The book starts with the strong statements about the benefits of phoenix and underlying elixir, as in the subtitle – Productive |> Reliable |> Fast. Then, the main content explains the features by gradually building up simple and concise application called Rumbl. Building up standard CRUD operations to user models backed by Ecto with postgreSQL DB, and implementing authentication using the model didn’t take long and it was a good exercise.
Definitely looking for the remaining part to complete, which includes the web-socket channel.
I’ve started watching the session videos of elixir conf. I really wanted to join the conference if possible, but it’s good that I can watch every session online.
Recent history of extended elixir capability, and coming future enhancements.
The recently added mix profile.fprof provides nice and easy interface for profiling. The fprof of erlang is somewhat cryptic and difficult to start using. The new ex_doc styling is getting nicer, along some other improvements.
Also, the coming future features like pipeline parallelism and GenRouter will be more extending the capabilities in parallel and distributed system, which sounds promising.
It might be one of the best talk with insightful ideas and encouraging statements. It introduces the power of elixir by comparing with historical progress in physics. It’s an insightful talk about how progress is being introduced, and how it relates to computer and programming architecture. The history shows always new ideas are coming and we need to keep thinking about what’s coming next.

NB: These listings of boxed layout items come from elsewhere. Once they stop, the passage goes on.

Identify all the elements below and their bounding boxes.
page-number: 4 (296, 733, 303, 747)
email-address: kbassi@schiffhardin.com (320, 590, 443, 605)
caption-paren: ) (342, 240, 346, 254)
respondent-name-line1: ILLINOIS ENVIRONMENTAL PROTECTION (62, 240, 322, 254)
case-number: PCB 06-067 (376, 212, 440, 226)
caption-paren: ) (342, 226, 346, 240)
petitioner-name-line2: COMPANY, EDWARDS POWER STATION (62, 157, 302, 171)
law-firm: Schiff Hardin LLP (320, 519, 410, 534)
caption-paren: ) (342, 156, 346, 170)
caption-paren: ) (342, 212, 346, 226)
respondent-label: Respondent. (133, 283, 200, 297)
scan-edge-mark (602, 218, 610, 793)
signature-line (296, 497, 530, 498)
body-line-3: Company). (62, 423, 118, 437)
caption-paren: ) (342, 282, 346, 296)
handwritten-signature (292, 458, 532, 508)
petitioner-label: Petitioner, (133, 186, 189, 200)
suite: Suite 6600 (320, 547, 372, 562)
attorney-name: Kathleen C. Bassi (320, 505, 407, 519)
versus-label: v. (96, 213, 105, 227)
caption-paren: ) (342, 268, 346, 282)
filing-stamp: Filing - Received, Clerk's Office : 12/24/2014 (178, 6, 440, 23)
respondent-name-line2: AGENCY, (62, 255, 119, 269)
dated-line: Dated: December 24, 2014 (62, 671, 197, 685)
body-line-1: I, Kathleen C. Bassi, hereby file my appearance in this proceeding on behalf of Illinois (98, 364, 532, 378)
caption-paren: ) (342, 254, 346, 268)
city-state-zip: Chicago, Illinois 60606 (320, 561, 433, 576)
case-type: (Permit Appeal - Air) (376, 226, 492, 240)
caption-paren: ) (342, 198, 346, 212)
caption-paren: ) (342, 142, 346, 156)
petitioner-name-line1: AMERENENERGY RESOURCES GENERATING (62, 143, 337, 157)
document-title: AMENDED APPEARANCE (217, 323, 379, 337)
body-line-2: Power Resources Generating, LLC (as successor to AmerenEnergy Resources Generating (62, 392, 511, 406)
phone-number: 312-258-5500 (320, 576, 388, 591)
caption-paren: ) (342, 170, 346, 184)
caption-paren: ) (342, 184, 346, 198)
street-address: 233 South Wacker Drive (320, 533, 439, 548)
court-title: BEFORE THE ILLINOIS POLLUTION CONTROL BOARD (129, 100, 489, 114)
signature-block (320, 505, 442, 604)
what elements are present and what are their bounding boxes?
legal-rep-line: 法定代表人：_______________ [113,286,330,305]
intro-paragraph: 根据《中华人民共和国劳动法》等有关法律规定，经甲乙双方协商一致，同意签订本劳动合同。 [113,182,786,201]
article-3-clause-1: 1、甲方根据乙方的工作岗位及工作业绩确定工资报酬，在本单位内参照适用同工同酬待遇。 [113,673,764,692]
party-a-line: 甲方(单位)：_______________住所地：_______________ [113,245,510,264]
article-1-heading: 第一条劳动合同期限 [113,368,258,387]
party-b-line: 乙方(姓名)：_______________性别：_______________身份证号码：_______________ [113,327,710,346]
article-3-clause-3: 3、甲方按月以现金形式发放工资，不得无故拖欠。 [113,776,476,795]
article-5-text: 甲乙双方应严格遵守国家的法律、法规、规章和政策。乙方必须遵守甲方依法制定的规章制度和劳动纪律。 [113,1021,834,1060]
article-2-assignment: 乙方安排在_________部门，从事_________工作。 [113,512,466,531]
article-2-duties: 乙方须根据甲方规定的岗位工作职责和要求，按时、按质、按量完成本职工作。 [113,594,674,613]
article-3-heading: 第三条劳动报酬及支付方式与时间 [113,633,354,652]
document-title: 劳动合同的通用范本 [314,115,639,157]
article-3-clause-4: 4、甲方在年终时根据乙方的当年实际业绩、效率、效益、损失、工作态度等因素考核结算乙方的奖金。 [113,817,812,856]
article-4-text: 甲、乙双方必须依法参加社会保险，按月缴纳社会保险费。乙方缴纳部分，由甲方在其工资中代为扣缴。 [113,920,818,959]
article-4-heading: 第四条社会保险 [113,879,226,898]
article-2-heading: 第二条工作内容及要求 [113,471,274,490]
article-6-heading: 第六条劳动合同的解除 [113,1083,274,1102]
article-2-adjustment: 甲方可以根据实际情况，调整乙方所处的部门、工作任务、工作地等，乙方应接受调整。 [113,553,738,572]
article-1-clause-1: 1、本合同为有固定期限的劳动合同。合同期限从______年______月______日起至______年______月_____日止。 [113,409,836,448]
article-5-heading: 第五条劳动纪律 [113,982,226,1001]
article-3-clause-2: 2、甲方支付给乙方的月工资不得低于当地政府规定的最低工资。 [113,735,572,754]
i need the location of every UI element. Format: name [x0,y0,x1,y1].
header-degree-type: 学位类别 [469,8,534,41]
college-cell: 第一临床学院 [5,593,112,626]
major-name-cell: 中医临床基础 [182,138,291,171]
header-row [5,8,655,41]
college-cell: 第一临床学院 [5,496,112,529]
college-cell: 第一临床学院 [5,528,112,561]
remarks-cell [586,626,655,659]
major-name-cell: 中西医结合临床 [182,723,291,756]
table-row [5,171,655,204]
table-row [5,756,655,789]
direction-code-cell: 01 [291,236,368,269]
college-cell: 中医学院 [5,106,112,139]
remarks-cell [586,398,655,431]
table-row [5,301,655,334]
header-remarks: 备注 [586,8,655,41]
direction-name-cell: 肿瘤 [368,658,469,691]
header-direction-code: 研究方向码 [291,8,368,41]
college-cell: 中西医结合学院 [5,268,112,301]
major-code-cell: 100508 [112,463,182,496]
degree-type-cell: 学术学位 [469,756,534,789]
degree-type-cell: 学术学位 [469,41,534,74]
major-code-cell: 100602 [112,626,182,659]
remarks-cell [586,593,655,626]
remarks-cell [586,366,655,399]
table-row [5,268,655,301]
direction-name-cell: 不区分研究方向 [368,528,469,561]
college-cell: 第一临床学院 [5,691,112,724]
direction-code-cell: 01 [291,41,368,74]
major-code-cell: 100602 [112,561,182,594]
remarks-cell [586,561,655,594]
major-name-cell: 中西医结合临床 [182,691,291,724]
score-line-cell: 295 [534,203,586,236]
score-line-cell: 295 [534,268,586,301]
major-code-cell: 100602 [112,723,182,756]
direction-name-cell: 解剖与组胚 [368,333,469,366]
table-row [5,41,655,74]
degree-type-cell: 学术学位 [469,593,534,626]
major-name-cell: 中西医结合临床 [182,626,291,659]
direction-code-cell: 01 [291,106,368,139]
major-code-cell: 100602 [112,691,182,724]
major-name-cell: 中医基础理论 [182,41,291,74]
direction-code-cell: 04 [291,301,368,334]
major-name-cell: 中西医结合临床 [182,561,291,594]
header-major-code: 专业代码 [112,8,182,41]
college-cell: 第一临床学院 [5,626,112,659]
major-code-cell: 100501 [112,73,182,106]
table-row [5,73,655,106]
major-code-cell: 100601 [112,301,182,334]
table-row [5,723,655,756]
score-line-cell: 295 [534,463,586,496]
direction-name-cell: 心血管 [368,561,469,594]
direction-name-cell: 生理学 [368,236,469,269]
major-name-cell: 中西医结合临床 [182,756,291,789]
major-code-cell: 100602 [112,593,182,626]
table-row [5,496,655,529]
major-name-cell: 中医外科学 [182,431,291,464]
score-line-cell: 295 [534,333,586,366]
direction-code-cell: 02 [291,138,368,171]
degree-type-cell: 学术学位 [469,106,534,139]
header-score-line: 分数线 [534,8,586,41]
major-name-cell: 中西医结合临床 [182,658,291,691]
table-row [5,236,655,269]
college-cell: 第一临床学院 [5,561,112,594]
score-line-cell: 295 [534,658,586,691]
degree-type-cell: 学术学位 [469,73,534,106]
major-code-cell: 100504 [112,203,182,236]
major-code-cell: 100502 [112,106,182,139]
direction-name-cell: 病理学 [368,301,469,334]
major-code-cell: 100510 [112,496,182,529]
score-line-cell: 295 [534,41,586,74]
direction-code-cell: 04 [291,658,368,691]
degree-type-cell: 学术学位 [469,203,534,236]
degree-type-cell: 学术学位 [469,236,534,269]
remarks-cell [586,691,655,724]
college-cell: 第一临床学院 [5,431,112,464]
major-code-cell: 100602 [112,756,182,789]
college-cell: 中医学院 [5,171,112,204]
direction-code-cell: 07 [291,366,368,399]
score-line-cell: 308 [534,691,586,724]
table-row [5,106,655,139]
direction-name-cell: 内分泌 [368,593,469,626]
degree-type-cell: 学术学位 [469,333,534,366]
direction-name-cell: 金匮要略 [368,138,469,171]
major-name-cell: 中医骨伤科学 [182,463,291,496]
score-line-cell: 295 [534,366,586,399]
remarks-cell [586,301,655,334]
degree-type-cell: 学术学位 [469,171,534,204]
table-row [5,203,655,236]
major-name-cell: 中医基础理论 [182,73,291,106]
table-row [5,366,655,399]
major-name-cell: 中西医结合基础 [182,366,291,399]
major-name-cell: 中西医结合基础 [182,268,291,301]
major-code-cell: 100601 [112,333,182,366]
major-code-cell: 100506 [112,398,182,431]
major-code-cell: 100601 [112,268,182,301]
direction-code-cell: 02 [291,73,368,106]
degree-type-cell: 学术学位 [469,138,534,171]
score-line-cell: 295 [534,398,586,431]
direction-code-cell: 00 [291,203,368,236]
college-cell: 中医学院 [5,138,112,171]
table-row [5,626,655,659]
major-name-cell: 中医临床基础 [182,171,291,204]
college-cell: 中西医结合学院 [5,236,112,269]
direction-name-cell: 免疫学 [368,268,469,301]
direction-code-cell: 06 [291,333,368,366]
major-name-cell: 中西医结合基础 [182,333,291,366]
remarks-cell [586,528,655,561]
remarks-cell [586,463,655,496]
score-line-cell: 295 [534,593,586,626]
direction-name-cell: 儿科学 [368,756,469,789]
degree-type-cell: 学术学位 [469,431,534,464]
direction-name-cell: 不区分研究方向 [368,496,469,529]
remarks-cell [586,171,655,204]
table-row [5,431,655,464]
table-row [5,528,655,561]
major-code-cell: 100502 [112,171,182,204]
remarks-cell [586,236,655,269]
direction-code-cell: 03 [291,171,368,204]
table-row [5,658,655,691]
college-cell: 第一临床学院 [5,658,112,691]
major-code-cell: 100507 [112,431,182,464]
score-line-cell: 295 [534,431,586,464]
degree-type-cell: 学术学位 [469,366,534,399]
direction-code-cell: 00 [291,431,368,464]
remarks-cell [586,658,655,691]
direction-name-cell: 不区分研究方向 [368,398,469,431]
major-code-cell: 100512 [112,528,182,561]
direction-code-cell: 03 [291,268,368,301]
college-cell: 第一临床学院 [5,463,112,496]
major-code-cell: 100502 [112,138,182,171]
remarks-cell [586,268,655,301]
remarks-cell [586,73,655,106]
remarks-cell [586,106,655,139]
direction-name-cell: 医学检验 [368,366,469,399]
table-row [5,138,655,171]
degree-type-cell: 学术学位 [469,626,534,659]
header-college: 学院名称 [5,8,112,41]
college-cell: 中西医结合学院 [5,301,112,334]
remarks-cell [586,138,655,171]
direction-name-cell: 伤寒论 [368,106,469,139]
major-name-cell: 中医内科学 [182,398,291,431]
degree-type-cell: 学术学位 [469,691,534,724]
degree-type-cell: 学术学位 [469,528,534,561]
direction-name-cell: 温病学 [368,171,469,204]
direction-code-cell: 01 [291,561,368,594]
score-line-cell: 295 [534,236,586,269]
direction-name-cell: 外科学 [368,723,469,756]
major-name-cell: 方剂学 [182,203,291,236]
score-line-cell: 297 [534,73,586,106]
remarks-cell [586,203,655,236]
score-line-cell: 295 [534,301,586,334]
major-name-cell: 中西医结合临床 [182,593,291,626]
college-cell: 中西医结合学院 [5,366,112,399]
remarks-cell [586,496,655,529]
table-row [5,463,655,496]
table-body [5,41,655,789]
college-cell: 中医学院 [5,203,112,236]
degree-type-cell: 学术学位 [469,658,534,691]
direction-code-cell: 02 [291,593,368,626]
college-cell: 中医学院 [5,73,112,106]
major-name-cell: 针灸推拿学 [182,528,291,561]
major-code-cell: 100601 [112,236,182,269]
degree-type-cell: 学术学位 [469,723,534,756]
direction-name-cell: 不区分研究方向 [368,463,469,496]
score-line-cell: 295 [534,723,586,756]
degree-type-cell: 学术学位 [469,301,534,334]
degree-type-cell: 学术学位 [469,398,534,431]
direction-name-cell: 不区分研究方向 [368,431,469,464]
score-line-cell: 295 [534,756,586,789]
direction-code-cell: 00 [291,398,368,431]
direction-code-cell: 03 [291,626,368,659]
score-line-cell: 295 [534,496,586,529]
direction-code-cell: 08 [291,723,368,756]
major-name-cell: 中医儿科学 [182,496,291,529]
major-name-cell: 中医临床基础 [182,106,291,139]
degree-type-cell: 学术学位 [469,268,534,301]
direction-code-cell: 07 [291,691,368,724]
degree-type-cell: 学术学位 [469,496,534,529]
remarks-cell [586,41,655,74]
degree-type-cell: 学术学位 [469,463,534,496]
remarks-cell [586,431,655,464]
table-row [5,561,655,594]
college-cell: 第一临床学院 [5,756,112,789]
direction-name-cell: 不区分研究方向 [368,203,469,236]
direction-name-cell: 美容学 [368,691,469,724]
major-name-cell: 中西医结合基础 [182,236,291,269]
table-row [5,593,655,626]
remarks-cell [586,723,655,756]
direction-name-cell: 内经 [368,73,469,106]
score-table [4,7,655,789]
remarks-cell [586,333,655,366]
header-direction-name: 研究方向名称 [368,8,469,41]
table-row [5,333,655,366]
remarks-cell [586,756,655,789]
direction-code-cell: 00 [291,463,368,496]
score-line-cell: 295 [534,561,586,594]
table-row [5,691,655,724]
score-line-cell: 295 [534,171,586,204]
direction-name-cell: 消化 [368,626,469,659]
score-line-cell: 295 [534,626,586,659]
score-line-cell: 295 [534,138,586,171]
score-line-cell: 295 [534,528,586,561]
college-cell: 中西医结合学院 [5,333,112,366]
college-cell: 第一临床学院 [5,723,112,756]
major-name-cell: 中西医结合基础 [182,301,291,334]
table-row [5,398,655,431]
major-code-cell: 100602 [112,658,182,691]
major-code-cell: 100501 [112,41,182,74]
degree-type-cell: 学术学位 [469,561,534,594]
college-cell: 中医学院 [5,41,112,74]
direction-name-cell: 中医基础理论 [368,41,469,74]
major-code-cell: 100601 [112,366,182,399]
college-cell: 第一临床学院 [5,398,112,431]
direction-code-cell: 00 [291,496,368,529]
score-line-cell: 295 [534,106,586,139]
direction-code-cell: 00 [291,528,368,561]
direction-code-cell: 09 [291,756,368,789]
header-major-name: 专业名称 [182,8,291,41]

Elixir has strong powers of
- Functional Programming : Immutability with data flow through actors
- Object Oriented : Independency in processes and message communication between actors
- Errors : Isolation with crash and recovery mechanism
which is enforced by the related ideas and technologies coming in this age. One remaining part is the
People to spread the idea to the world, which elixir is improving at the moment. Elixir is providing different
paradigm and it imposes certain difficulty, and sharing various types of experiences at different levels helps new-comers to improve themselves.
A well-written and well-covered guidance book for software engineers. Putting some distance from technical topics, it focuses on general productivity and career-developments useful for software engineers. Set of small chapters are providing good starting points for variety of topics. Also, essences are extracted from many good books (Rework, The Power of Habit, The Willpower Instinct, etc.) which guides you to further details.
Some of my notes are,
- Employment and Career
- One viewpoint is considering your employer as customer and think on what you’re offering to them. Also, market your offerings to the current employer or other possible future employers.
- In many cases hiring managers make decisions based on the social aspects of candidates rather than the technical aspect of the sill itself. Blogging and social media presence or referral from other engineer is important.
- Freelancing is one way to gain controllable career, but normally you need to earn twice as your salary as employee, considering the extra cost for your own business. Standard hourly rate in U.S. can be 50 dollars per hour and you may charge 100 dollars for example.
- It’s important to specialize. If you have specialized skill-set, it’s easier to sell. For example, the author has experience in building automated-testing framework, and selling a cost-benefit compared with building from scratch without specialized knowledge.
- Professionalism and Improving Skill
- Consistency is a key for professional work. Making a habit makes difference.
- Professional needs to identify when to say no. The client and software engineer can be like doctors and patients. The doctors don’t just do what patients asked to do. Analyze the issue and propose appropriate methods.
- Teaching and mentoring someone is a good method for learning which provides reorganizing process of your understandings. Don’t be too afraid to tell your knowledge confidently even when you’re not sure if it’s correct or not.
- Becoming accountable to yourself without relying on external trigger of motivation. Having a internal trigger provides more consistent and controllable behaviors.
- Breaking down tasks into smaller chunks makes it easier to start working on it, as represented as the structure of this book.